É uma admissão surpreendente, visto que ele passou mais de duas décadas romantizando párias e criminosos – alguns dos quais, pode-se presumir, não conseguiram manter seu estilo de vida ao longo dos anos. Mas isso é o que acontece com os habitantes do universo musical da banda: esses personagens sabem que as probabilidades estão contra eles, mas estão dispostos a ser derrotados repetidas vezes, se isso significar derrotá-los apenas uma vez. Mas neste ponto da carreira do Hold Steady, a banda alcançou exatamente o que precisava – uma refutação necessária para suas deficiências. Finn é conceitualmente forte como sempre, tecendo histórias para fundir uma grande obra de arte, e a banda, por sua vez, trabalha para criar alguns sons genuinamente novos. Embora o sexteto possa nunca mais retornar à desordem crua de seus trabalhos anteriores, eles têm muito mais a dizer antes de encerrar suas atividades. Em “Heavy Covenant”, a banda é capaz de evocar uma intensidade teatral com apenas o bumbo e órgão. Finn aumenta o mistério com sua linguagem evocativa, mas opaca. “Cidade adormecida em jogo de poder / No jardim com um dia de folga / E se você souber as palavras perfeitas para dizer / Você pode conseguir em quase qualquer lugar”, ele canta.
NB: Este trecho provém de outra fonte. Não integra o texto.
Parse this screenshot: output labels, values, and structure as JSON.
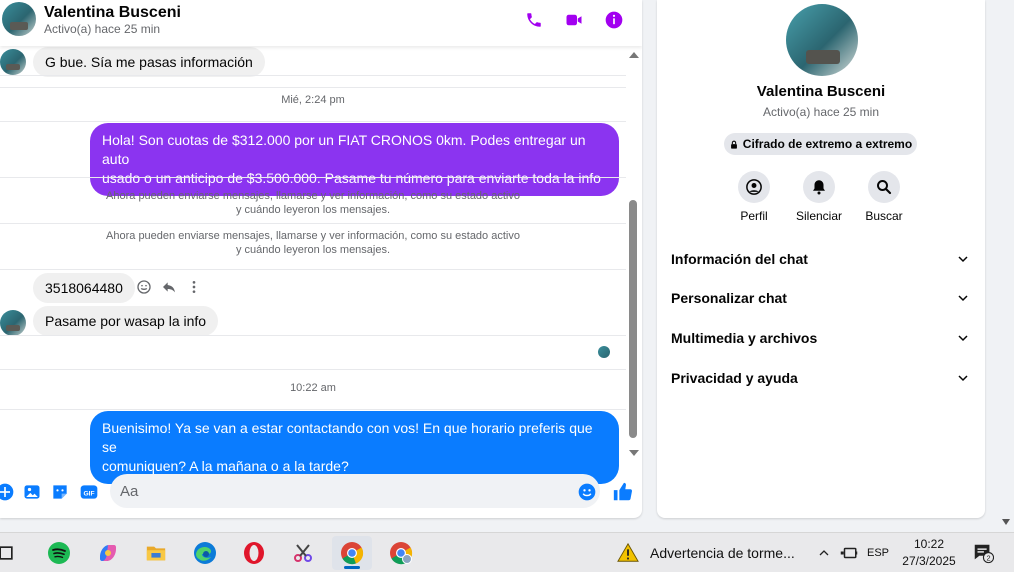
{
  "header": {
    "name": "Valentina Busceni",
    "status": "Activo(a) hace 25 min",
    "accent": "#a200f0"
  },
  "messages": {
    "msg1": "G bue. Sía me pasas información",
    "ts1": "Mié, 2:24 pm",
    "msg2_line1": "Hola! Son cuotas de $312.000 por un FIAT CRONOS 0km. Podes entregar un auto",
    "msg2_line2": "usado o un anticipo de $3.500.000. Pasame tu número para enviarte toda la info",
    "sys_line1": "Ahora pueden enviarse mensajes, llamarse y ver información, como su estado activo",
    "sys_line2": "y cuándo leyeron los mensajes.",
    "msg3": "3518064480",
    "msg4": "Pasame por wasap   la info",
    "ts2": "10:22 am",
    "msg5_line1": "Buenisimo! Ya se van a estar contactando con vos! En que horario preferis que se",
    "msg5_line2": "comuniquen? A la mañana o a la tarde?",
    "purple": "#8b34f0",
    "blue": "#0a7cff"
  },
  "composer": {
    "placeholder": "Aa"
  },
  "info": {
    "name": "Valentina Busceni",
    "status": "Activo(a) hace 25 min",
    "encryption": "Cifrado de extremo a extremo",
    "actions": [
      "Perfil",
      "Silenciar",
      "Buscar"
    ],
    "sections": [
      "Información del chat",
      "Personalizar chat",
      "Multimedia y archivos",
      "Privacidad y ayuda"
    ]
  },
  "taskbar": {
    "weather": "Advertencia de torme...",
    "lang": "ESP",
    "time": "10:22",
    "date": "27/3/2025",
    "notifications": "2"
  }
}
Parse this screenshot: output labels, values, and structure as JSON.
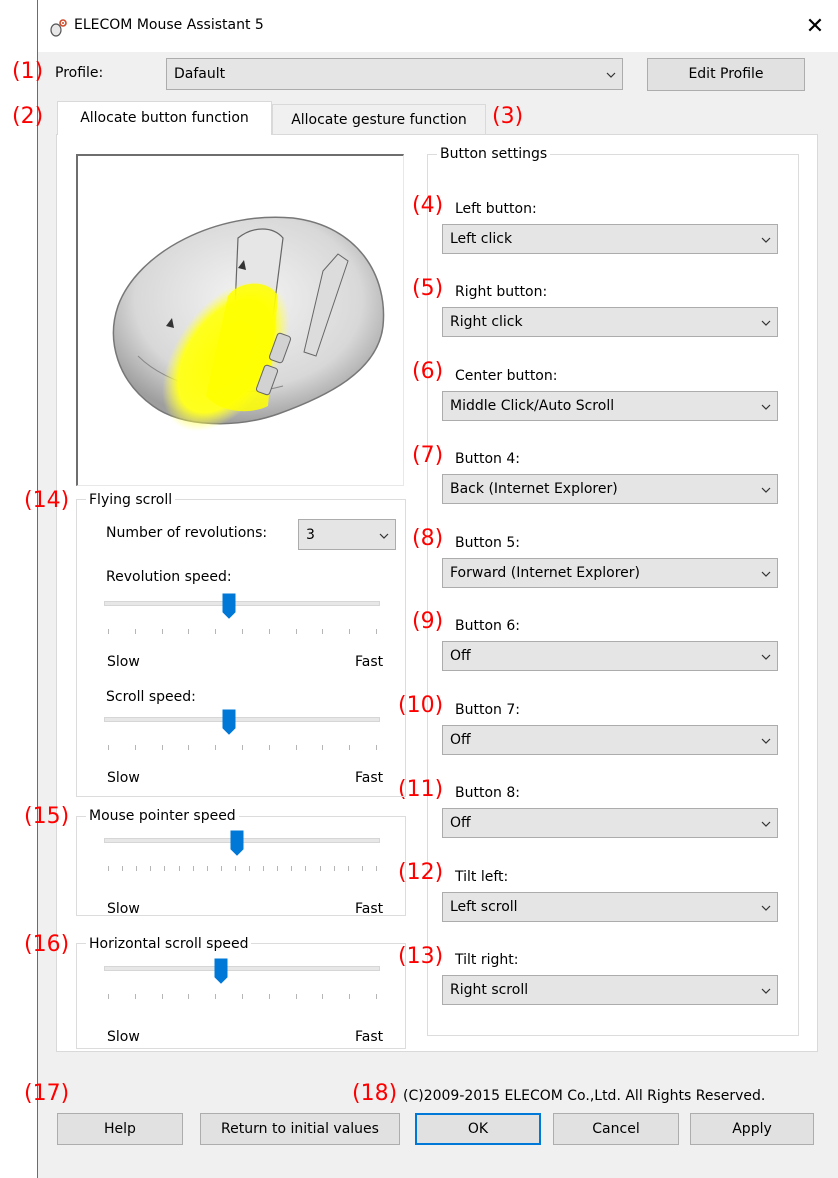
{
  "window": {
    "title": "ELECOM Mouse Assistant 5",
    "close_glyph": "✕"
  },
  "callouts": {
    "c1": "(1)",
    "c2": "(2)",
    "c3": "(3)",
    "c4": "(4)",
    "c5": "(5)",
    "c6": "(6)",
    "c7": "(7)",
    "c8": "(8)",
    "c9": "(9)",
    "c10": "(10)",
    "c11": "(11)",
    "c12": "(12)",
    "c13": "(13)",
    "c14": "(14)",
    "c15": "(15)",
    "c16": "(16)",
    "c17": "(17)",
    "c18": "(18)"
  },
  "profile": {
    "label": "Profile:",
    "value": "Dafault",
    "edit_button": "Edit Profile"
  },
  "tabs": {
    "button_function": "Allocate button function",
    "gesture_function": "Allocate gesture function"
  },
  "button_settings": {
    "title": "Button settings",
    "items": [
      {
        "label": "Left button:",
        "value": "Left click"
      },
      {
        "label": "Right button:",
        "value": "Right click"
      },
      {
        "label": "Center button:",
        "value": "Middle Click/Auto Scroll"
      },
      {
        "label": "Button 4:",
        "value": "Back (Internet Explorer)"
      },
      {
        "label": "Button 5:",
        "value": "Forward (Internet Explorer)"
      },
      {
        "label": "Button 6:",
        "value": "Off"
      },
      {
        "label": "Button 7:",
        "value": "Off"
      },
      {
        "label": "Button 8:",
        "value": "Off"
      },
      {
        "label": "Tilt left:",
        "value": "Left scroll"
      },
      {
        "label": "Tilt right:",
        "value": "Right scroll"
      }
    ]
  },
  "flying_scroll": {
    "title": "Flying scroll",
    "revolutions_label": "Number of revolutions:",
    "revolutions_value": "3",
    "revolution_speed_label": "Revolution speed:",
    "revolution_speed_level": 0.45,
    "scroll_speed_label": "Scroll speed:",
    "scroll_speed_level": 0.45,
    "slow": "Slow",
    "fast": "Fast"
  },
  "pointer_speed": {
    "title": "Mouse pointer speed",
    "level": 0.48,
    "slow": "Slow",
    "fast": "Fast"
  },
  "horizontal_scroll": {
    "title": "Horizontal scroll speed",
    "level": 0.42,
    "slow": "Slow",
    "fast": "Fast"
  },
  "footer": {
    "copyright": "(C)2009-2015 ELECOM Co.,Ltd. All Rights Reserved.",
    "help": "Help",
    "reset": "Return to initial values",
    "ok": "OK",
    "cancel": "Cancel",
    "apply": "Apply"
  },
  "colors": {
    "accent": "#0078d7",
    "callout": "#ff0000",
    "highlight": "#ffff00"
  }
}
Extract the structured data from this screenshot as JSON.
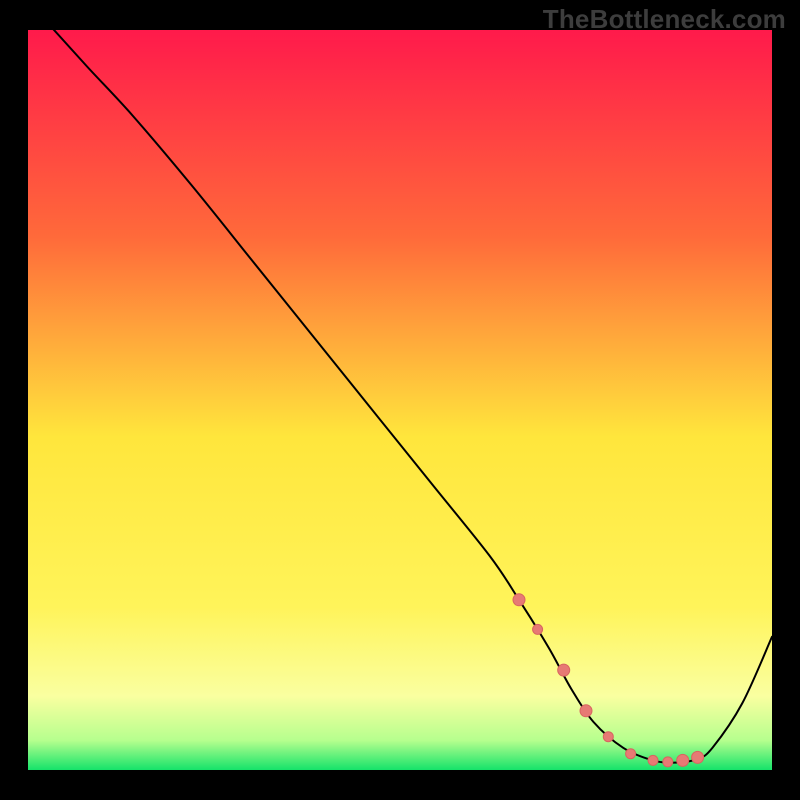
{
  "watermark": "TheBottleneck.com",
  "colors": {
    "frame": "#000000",
    "line": "#000000",
    "marker_fill": "#e77a74",
    "marker_stroke": "#d86560",
    "gradient": {
      "top_red": "#ff1a4b",
      "mid_orange": "#ff8a3a",
      "mid_yellow": "#ffe63c",
      "pale_yellow": "#fff77a",
      "bottom_green": "#15e36a"
    }
  },
  "chart_data": {
    "type": "line",
    "title": "",
    "xlabel": "",
    "ylabel": "",
    "xlim": [
      0,
      100
    ],
    "ylim": [
      0,
      100
    ],
    "series": [
      {
        "name": "bottleneck-curve",
        "x": [
          0,
          3.5,
          8,
          14,
          22,
          30,
          38,
          46,
          54,
          62,
          66,
          70,
          73,
          76,
          80,
          84,
          87,
          90,
          92,
          96,
          100
        ],
        "y": [
          104,
          100,
          95,
          88.5,
          79,
          69,
          59,
          49,
          39,
          29,
          23,
          16.5,
          11,
          6.5,
          3,
          1.3,
          1,
          1.5,
          3,
          9,
          18
        ]
      }
    ],
    "markers": {
      "name": "highlight-points",
      "x": [
        66,
        68.5,
        72,
        75,
        78,
        81,
        84,
        86,
        88,
        90
      ],
      "y": [
        23,
        19,
        13.5,
        8,
        4.5,
        2.2,
        1.3,
        1.1,
        1.3,
        1.7
      ],
      "r": [
        6,
        5,
        6,
        6,
        5,
        5,
        5,
        5,
        6,
        6
      ]
    }
  }
}
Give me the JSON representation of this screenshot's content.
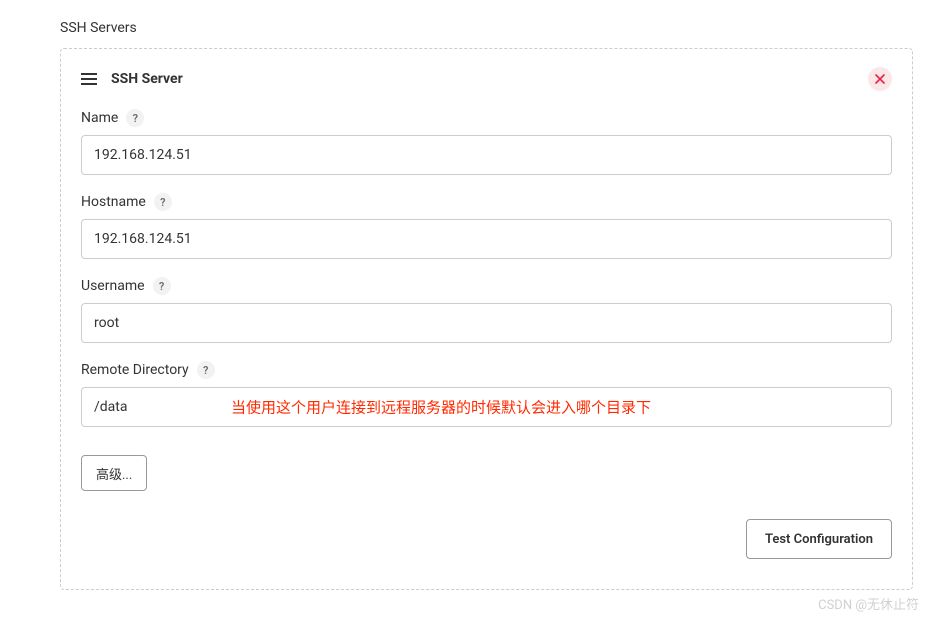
{
  "page": {
    "title": "SSH Servers"
  },
  "panel": {
    "title": "SSH Server"
  },
  "fields": {
    "name": {
      "label": "Name",
      "help": "?",
      "value": "192.168.124.51"
    },
    "hostname": {
      "label": "Hostname",
      "help": "?",
      "value": "192.168.124.51"
    },
    "username": {
      "label": "Username",
      "help": "?",
      "value": "root"
    },
    "remoteDir": {
      "label": "Remote Directory",
      "help": "?",
      "value": "/data",
      "annotation": "当使用这个用户连接到远程服务器的时候默认会进入哪个目录下"
    }
  },
  "buttons": {
    "advanced": "高级...",
    "testConfig": "Test Configuration"
  },
  "watermark": "CSDN @无休止符"
}
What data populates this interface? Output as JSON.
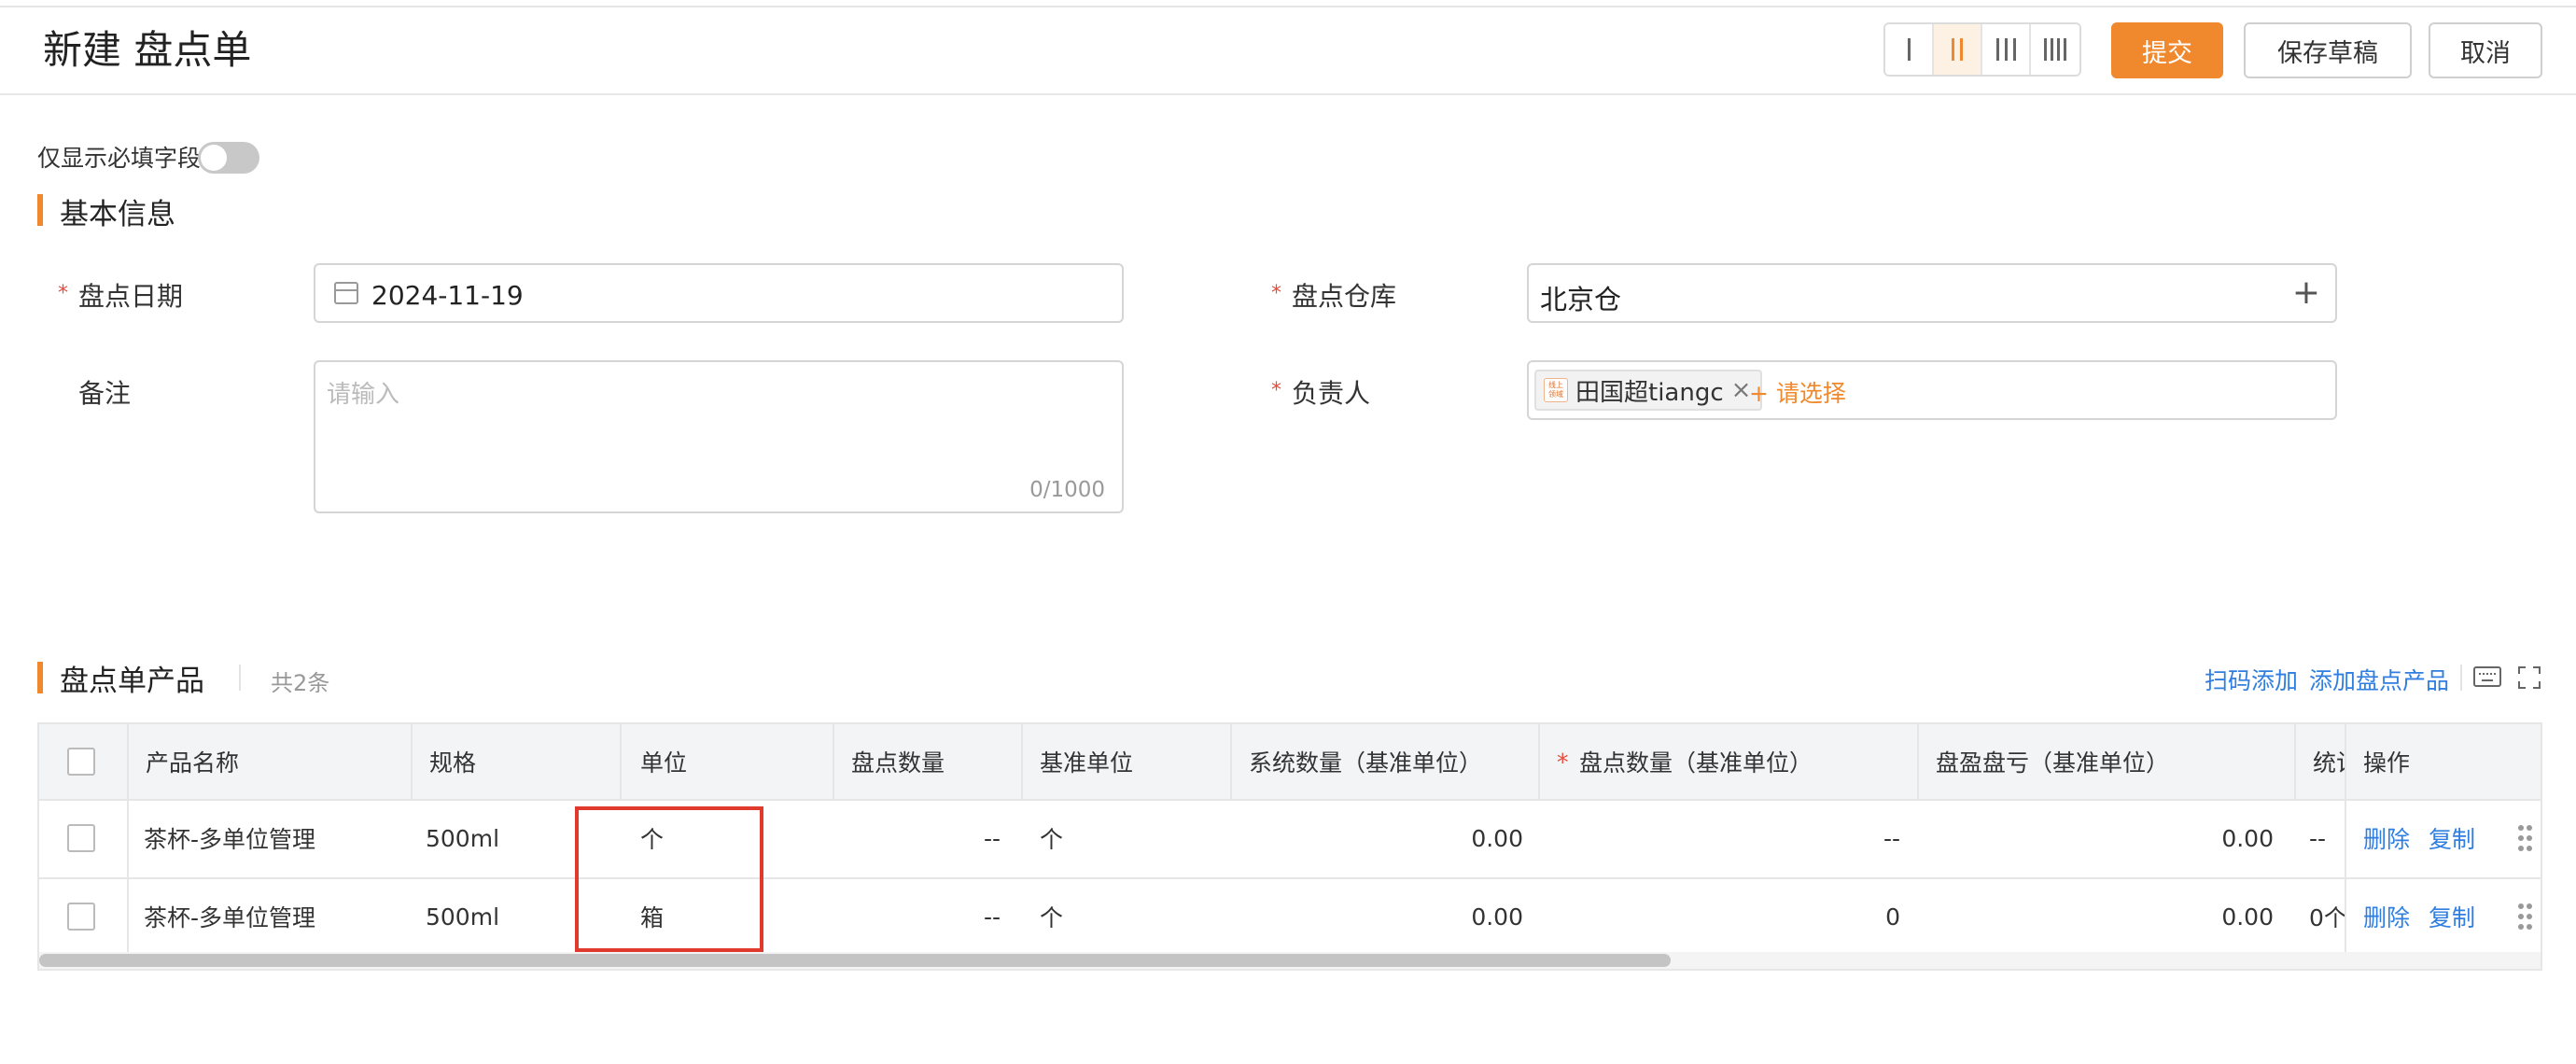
{
  "header": {
    "title": "新建 盘点单",
    "buttons": {
      "submit": "提交",
      "save_draft": "保存草稿",
      "cancel": "取消"
    }
  },
  "required_toggle": {
    "label": "仅显示必填字段",
    "on": false
  },
  "basic_info": {
    "section_title": "基本信息",
    "date": {
      "label": "盘点日期",
      "value": "2024-11-19"
    },
    "warehouse": {
      "label": "盘点仓库",
      "value": "北京仓"
    },
    "remark": {
      "label": "备注",
      "placeholder": "请输入",
      "counter": "0/1000"
    },
    "owner": {
      "label": "负责人",
      "tag_name": "田国超tiangc",
      "avatar_text": "线上 领域",
      "add_label": "+ 请选择"
    }
  },
  "products": {
    "section_title": "盘点单产品",
    "count_label": "共2条",
    "scan_add": "扫码添加",
    "add_product": "添加盘点产品",
    "columns": [
      "产品名称",
      "规格",
      "单位",
      "盘点数量",
      "基准单位",
      "系统数量（基准单位）",
      "盘点数量（基准单位）",
      "盘盈盘亏（基准单位）",
      "统计",
      "操作"
    ],
    "rows": [
      {
        "name": "茶杯-多单位管理",
        "spec": "500ml",
        "unit": "个",
        "count": "--",
        "base_unit": "个",
        "system_qty": "0.00",
        "count_base": "--",
        "diff": "0.00",
        "stat": "--",
        "delete": "删除",
        "copy": "复制"
      },
      {
        "name": "茶杯-多单位管理",
        "spec": "500ml",
        "unit": "箱",
        "count": "--",
        "base_unit": "个",
        "system_qty": "0.00",
        "count_base": "0",
        "diff": "0.00",
        "stat": "0个",
        "delete": "删除",
        "copy": "复制"
      }
    ]
  },
  "colors": {
    "accent": "#f0892d",
    "link": "#2f7ee0",
    "required": "#e74c3c",
    "highlight": "#e03a2f"
  }
}
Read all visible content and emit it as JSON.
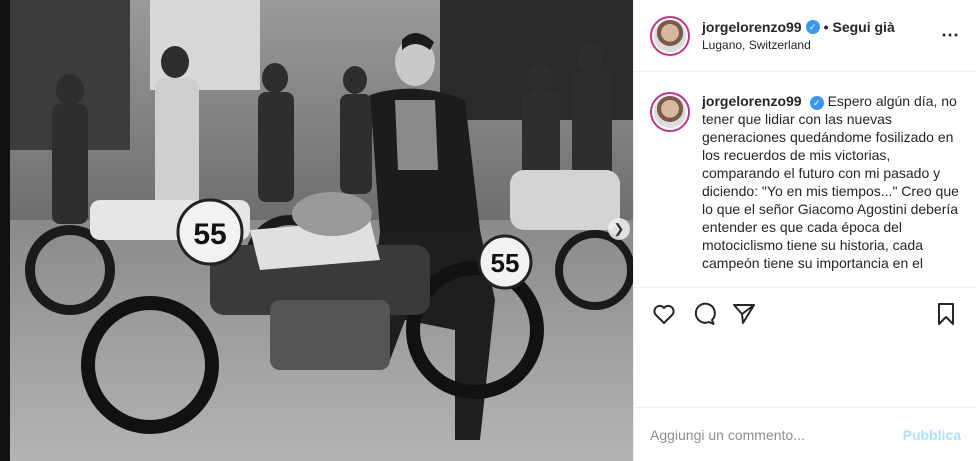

Mais uma vez, porém, Finn pontua os chavões com uma súbita enxurrada de narrativas detalhadas: “Primeiro eu o vi tocar seu instrumento / Um ressonador com uma corda faltando / Depois perguntei a ele sobre as músicas que ele tocou / Como ele decide quais músicas cantar / Aí perguntei se podia apertar a mão dele / E espalmei quase quarenta pratas / Aí perguntei sobre as outras coisas”. Finn revive o mistério magistralmente com essa última linha. The Hold Steady criou outro capítulo em uma longa história de poetas que são músicos e músicos que são poetas. O sexteto de Nova York está nadando com sucesso na mesma água salobra em que The Jim Carroll Band, Tom Waits e Bob Dylan foram batizados, onde o oceano da literatura se mistura com os acordes poderosos do rock and roll. Se há uma coisa que “Open Door Policy” prova, é que a idade não está mostrando absolutamente nenhum sinal de para-los. O grupo parece estar se solidificando mais uma vez e isso fica claro pelas músicas que eles produziram para este disco. Toda o repertório traz um elemento caloroso de narrativa e destaca a diversidade das habilidades da banda. De fato, “Open Door Policy” tem o espírito dos dias de glória do The Hold Steady, enquanto há um frescor renovado na composição e uma criatividade recém-descoberta em seu som.